その屋根も、ガラスのように透過しており陽光は突き抜けているはず。
しかしお客さんは汗も流していない。
この辺りも暑いと言われれば暑いが、ホテルを出た時のような気怠くまとわりつくような、汗が毛穴という毛穴から噴き出す感じはない。
風があるわけでもないのに程よく心地のいい暑さ。
『では、先鋒は東雲学院芸能科、花鳥風月!』
「あ」
警備員がいなくなってから、ステージでは花鳥風月のパフォーマンスが始まった。
知っている人自体が少ないだろうが、花鳥風月も新曲を引き下げてきている。
千景が提供した新曲だ。
心地のいい伸びのある声と、扇を使った舞踊。
普通のアイドルでは到底できない芸当だが、それがわかるお客さんはどのくらいいるだろうか。
しかしそこは千景が提供した曲。
和風だがギターやベースのふんだんに使われたいわゆる和風ロック。
開場して間もないこの時間帯に和風ロックはかなりアガる。
「星光騎士団と同じ東雲のアイドルでしょ? 結構よくない?」
「和風ロックめっちゃいい~! いいな~、ステージスペースで見たかった~」
「あの一番背の高い人カッコいいじゃん! ええ~、東雲学院芸能科ってまだイケメンアイドルがいるんだ~。学院の方も今度チェックしてみようかな」
「だね~。毎月定期ライブとかしてるらしいじゃん。

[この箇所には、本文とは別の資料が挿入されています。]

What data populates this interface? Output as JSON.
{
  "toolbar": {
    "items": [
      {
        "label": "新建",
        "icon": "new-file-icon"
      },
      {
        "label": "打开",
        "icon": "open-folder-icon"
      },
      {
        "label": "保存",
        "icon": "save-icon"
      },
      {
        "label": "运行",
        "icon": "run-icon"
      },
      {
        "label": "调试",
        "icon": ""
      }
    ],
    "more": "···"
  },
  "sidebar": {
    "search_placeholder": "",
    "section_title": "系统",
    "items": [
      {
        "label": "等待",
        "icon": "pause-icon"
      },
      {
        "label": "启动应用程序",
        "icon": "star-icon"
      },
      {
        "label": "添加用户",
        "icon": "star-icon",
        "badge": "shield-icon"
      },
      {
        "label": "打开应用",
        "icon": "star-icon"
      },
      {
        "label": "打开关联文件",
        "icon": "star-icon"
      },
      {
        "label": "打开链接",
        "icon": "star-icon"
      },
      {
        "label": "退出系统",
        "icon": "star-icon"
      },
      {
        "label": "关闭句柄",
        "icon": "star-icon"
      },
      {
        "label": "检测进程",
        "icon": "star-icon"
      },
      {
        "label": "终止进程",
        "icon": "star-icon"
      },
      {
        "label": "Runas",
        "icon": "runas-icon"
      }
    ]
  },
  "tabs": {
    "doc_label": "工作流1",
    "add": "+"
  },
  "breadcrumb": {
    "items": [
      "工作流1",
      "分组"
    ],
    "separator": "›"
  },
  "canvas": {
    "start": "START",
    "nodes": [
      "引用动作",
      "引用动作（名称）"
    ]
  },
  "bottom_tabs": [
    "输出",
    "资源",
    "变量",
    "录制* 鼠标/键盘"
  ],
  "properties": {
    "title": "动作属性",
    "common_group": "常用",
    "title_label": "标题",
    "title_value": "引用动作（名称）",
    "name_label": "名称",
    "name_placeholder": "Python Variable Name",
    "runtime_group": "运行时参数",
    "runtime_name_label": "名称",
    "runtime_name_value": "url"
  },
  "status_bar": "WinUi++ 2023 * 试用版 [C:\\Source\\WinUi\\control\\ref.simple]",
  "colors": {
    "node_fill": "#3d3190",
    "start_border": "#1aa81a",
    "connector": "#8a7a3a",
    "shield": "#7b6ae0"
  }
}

ここから二、三時間なら行ってみてもいいかもね」
しっかり宣伝効果を得られている。
結構モニター前に人が集まりつつあるので、眼鏡をかけ直して帽子を深くかぶり直し、そっと離れた。
さすがに東雲学院芸能科の代表の一角である星光騎士団のメンバーだとここでバレると、せっかくの花鳥風月の初出場に水を差すことになりかねない。
お客さんには純粋に花鳥風月のパフォーマンスを楽しんでほしい。
(ああ~、俺もステージ席から応援したかった~!)
出演者は客席から見てはいけないので、仕方ない。
両親と智子は今年もステージ席の抽選を勝ち抜いたので、今頃客席で楽しく観戦中。
正直羨ましくてしょうがないが、出演者控室モニターで楽しむしかない。
(あれ?)
戻る途中、特設モニターで朝科旭と雛森日織と檜野久貴と高埜直士が会場案内を行っていた。
秋野直芸能事務所に所属して、こじんまりとした活動をしているのは知っていたが、こういうことも担当していたのか。